Thursday, November 3rd, 2016

BIRTH OF A LEGEND:
THE ROLEX ‘PAUL NEWMAN’ DAYTONA

伝説の誕生―ロレックスの
“ポール・ニューマン”デイトナ

ハリウッドスター、ポール・ニューマンは、いかにして現代のコレクターが垂涎する
ロレックス「デイトナ」の代名詞になったのか。
by wei koh
Issue07_P109

 ポール・ニューマンのもっとも有名な役は、まるで聖人のような本当の彼自身とは正反対だった。『ハスラー』では、傲慢そのものの“ファスト”エディ・フェルソンを演じ、西部劇の『ハッド』では、ぞくぞくするような冷血漢、ハッド・バノンに扮した。そして、スチュアート・ローゼンバーグが手がけた名作『暴力脱獄』では、アンチヒーローを演じ切り、アメリカ映画界に金字塔を打ち建てた。

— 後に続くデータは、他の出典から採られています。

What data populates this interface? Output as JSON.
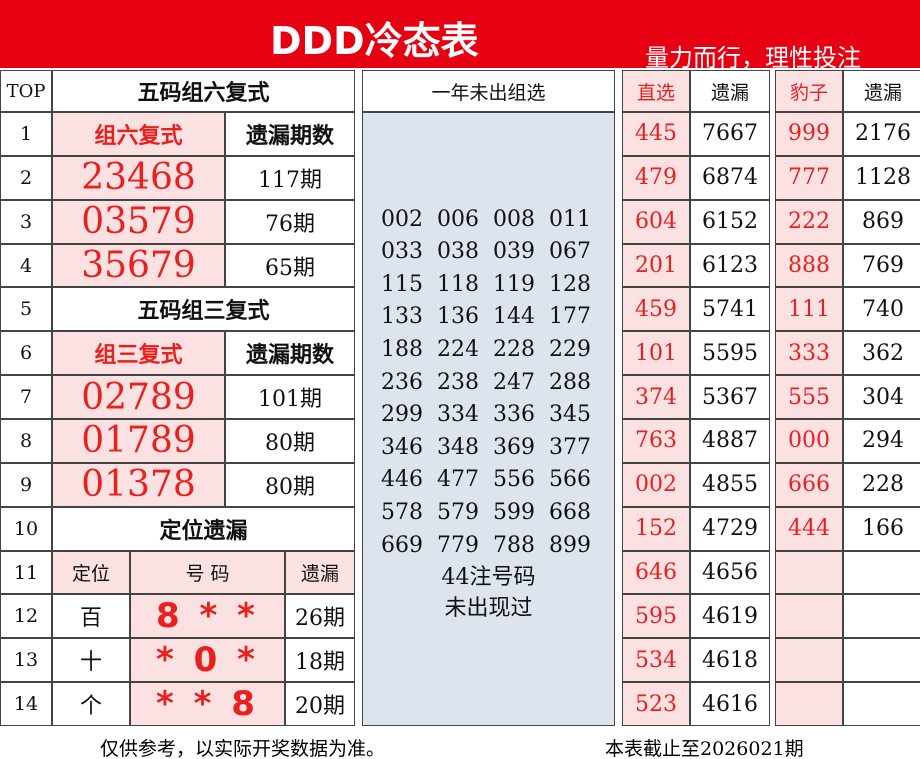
{
  "header": {
    "title": "DDD冷态表",
    "slogan": "量力而行，理性投注"
  },
  "top": {
    "label": "TOP",
    "rows": [
      "1",
      "2",
      "3",
      "4",
      "5",
      "6",
      "7",
      "8",
      "9",
      "10",
      "11",
      "12",
      "13",
      "14"
    ]
  },
  "group_six": {
    "title": "五码组六复式",
    "col_headers": [
      "组六复式",
      "遗漏期数"
    ],
    "rows": [
      [
        "23468",
        "117期"
      ],
      [
        "03579",
        "76期"
      ],
      [
        "35679",
        "65期"
      ]
    ]
  },
  "group_three": {
    "title": "五码组三复式",
    "col_headers": [
      "组三复式",
      "遗漏期数"
    ],
    "rows": [
      [
        "02789",
        "101期"
      ],
      [
        "01789",
        "80期"
      ],
      [
        "01378",
        "80期"
      ]
    ]
  },
  "position": {
    "title": "定位遗漏",
    "col_headers": [
      "定位",
      "号 码",
      "遗漏"
    ],
    "rows": [
      [
        "百",
        "8 * *",
        "26期"
      ],
      [
        "十",
        "* 0 *",
        "18期"
      ],
      [
        "个",
        "* * 8",
        "20期"
      ]
    ]
  },
  "unseen": {
    "title": "一年未出组选",
    "numbers": [
      "002",
      "006",
      "008",
      "011",
      "033",
      "038",
      "039",
      "067",
      "115",
      "118",
      "119",
      "128",
      "133",
      "136",
      "144",
      "177",
      "188",
      "224",
      "228",
      "229",
      "236",
      "238",
      "247",
      "288",
      "299",
      "334",
      "336",
      "345",
      "346",
      "348",
      "369",
      "377",
      "446",
      "477",
      "556",
      "566",
      "578",
      "579",
      "599",
      "668",
      "669",
      "779",
      "788",
      "899"
    ],
    "note": [
      "44注号码",
      "未出现过"
    ]
  },
  "straight": {
    "col_headers": [
      "直选",
      "遗漏"
    ],
    "rows": [
      [
        "445",
        "7667"
      ],
      [
        "479",
        "6874"
      ],
      [
        "604",
        "6152"
      ],
      [
        "201",
        "6123"
      ],
      [
        "459",
        "5741"
      ],
      [
        "101",
        "5595"
      ],
      [
        "374",
        "5367"
      ],
      [
        "763",
        "4887"
      ],
      [
        "002",
        "4855"
      ],
      [
        "152",
        "4729"
      ],
      [
        "646",
        "4656"
      ],
      [
        "595",
        "4619"
      ],
      [
        "534",
        "4618"
      ],
      [
        "523",
        "4616"
      ]
    ]
  },
  "leopard": {
    "col_headers": [
      "豹子",
      "遗漏"
    ],
    "rows": [
      [
        "999",
        "2176"
      ],
      [
        "777",
        "1128"
      ],
      [
        "222",
        "869"
      ],
      [
        "888",
        "769"
      ],
      [
        "111",
        "740"
      ],
      [
        "333",
        "362"
      ],
      [
        "555",
        "304"
      ],
      [
        "000",
        "294"
      ],
      [
        "666",
        "228"
      ],
      [
        "444",
        "166"
      ]
    ]
  },
  "footer": {
    "note": "仅供参考，以实际开奖数据为准。",
    "cutoff": "本表截止至2026021期"
  }
}
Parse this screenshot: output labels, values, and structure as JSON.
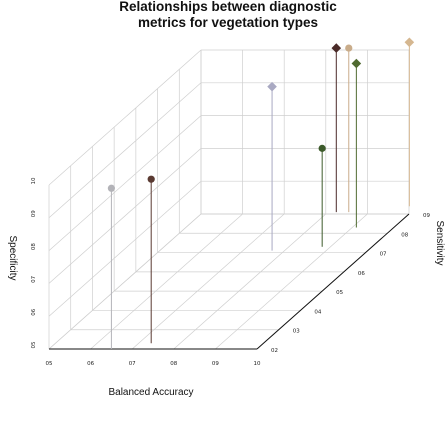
{
  "chart_data": {
    "type": "scatter3d",
    "title": [
      "Relationships between diagnostic",
      "metrics for vegetation types"
    ],
    "xlabel": "Balanced Accuracy",
    "ylabel": "Sensitivity",
    "zlabel": "Specificity",
    "xticks": [
      "05",
      "06",
      "07",
      "08",
      "09",
      "10"
    ],
    "yticks": [
      "02",
      "03",
      "04",
      "05",
      "06",
      "07",
      "08",
      "09"
    ],
    "zticks": [
      "05",
      "06",
      "07",
      "08",
      "09",
      "10"
    ],
    "xlim": [
      0.5,
      1.0
    ],
    "ylim": [
      0.2,
      0.9
    ],
    "zlim": [
      0.5,
      1.0
    ],
    "grid": true,
    "points": [
      {
        "x": 0.65,
        "y": 0.2,
        "z": 0.99,
        "shape": "circle",
        "color": "#b3b3b8"
      },
      {
        "x": 0.73,
        "y": 0.23,
        "z": 1.0,
        "shape": "circle",
        "color": "#5a3a32"
      },
      {
        "x": 0.77,
        "y": 0.71,
        "z": 1.0,
        "shape": "diamond",
        "color": "#a9a9c2"
      },
      {
        "x": 0.82,
        "y": 0.91,
        "z": 1.0,
        "shape": "diamond",
        "color": "#4a2a28"
      },
      {
        "x": 0.85,
        "y": 0.91,
        "z": 1.0,
        "shape": "circle",
        "color": "#c9ac8a"
      },
      {
        "x": 0.88,
        "y": 0.73,
        "z": 0.8,
        "shape": "circle",
        "color": "#3c5a2a"
      },
      {
        "x": 0.91,
        "y": 0.83,
        "z": 1.0,
        "shape": "diamond",
        "color": "#4f6a30"
      },
      {
        "x": 0.98,
        "y": 0.94,
        "z": 1.0,
        "shape": "diamond",
        "color": "#d5b790"
      }
    ]
  }
}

 3人は救いがたいダメ人間だが、実生活でのニューマンは、あらゆる分野において優れた人物だった。ジョアン・ウッドワードと半世紀以上連れ添った夫としては、誠実で愛情にあふれていた。

 また、道徳家であり、政治活動家でもあった彼は、ベトナム戦争へのアメリカの関与に真っ向から反対したことにより、リチャード・ニクソンの敵対者リストの19番目に名を連ねたこともあった。

 しかし、世間を何より驚かせたのは、ニューマンの慈善事業だった。彼は母校、オハイオ州ケニオン・カレッジに1,000万米ドルを寄付し、社会貢献団体、コミッティー・エンカレッジング・コーポレート・フィランソロピーを立ち上げた。

 彼の慈善活動は、1982年に共同設立したニューマンズ・オウンが予想外の成功を収めたことで、さらに大きなものとなった。現在までに、ニューマンズ・オウンの利益から、3億米ドル以上がさまざまな慈善団体に寄付されている。

 ニューマンは重い病を抱える子供たちの施設を建てただけでなく、傑作『明日に向って撃て!』に登場するアジトにちなみ、その施設をホール・イン・ザ・ウォール・ギャング・キャンプと命名した。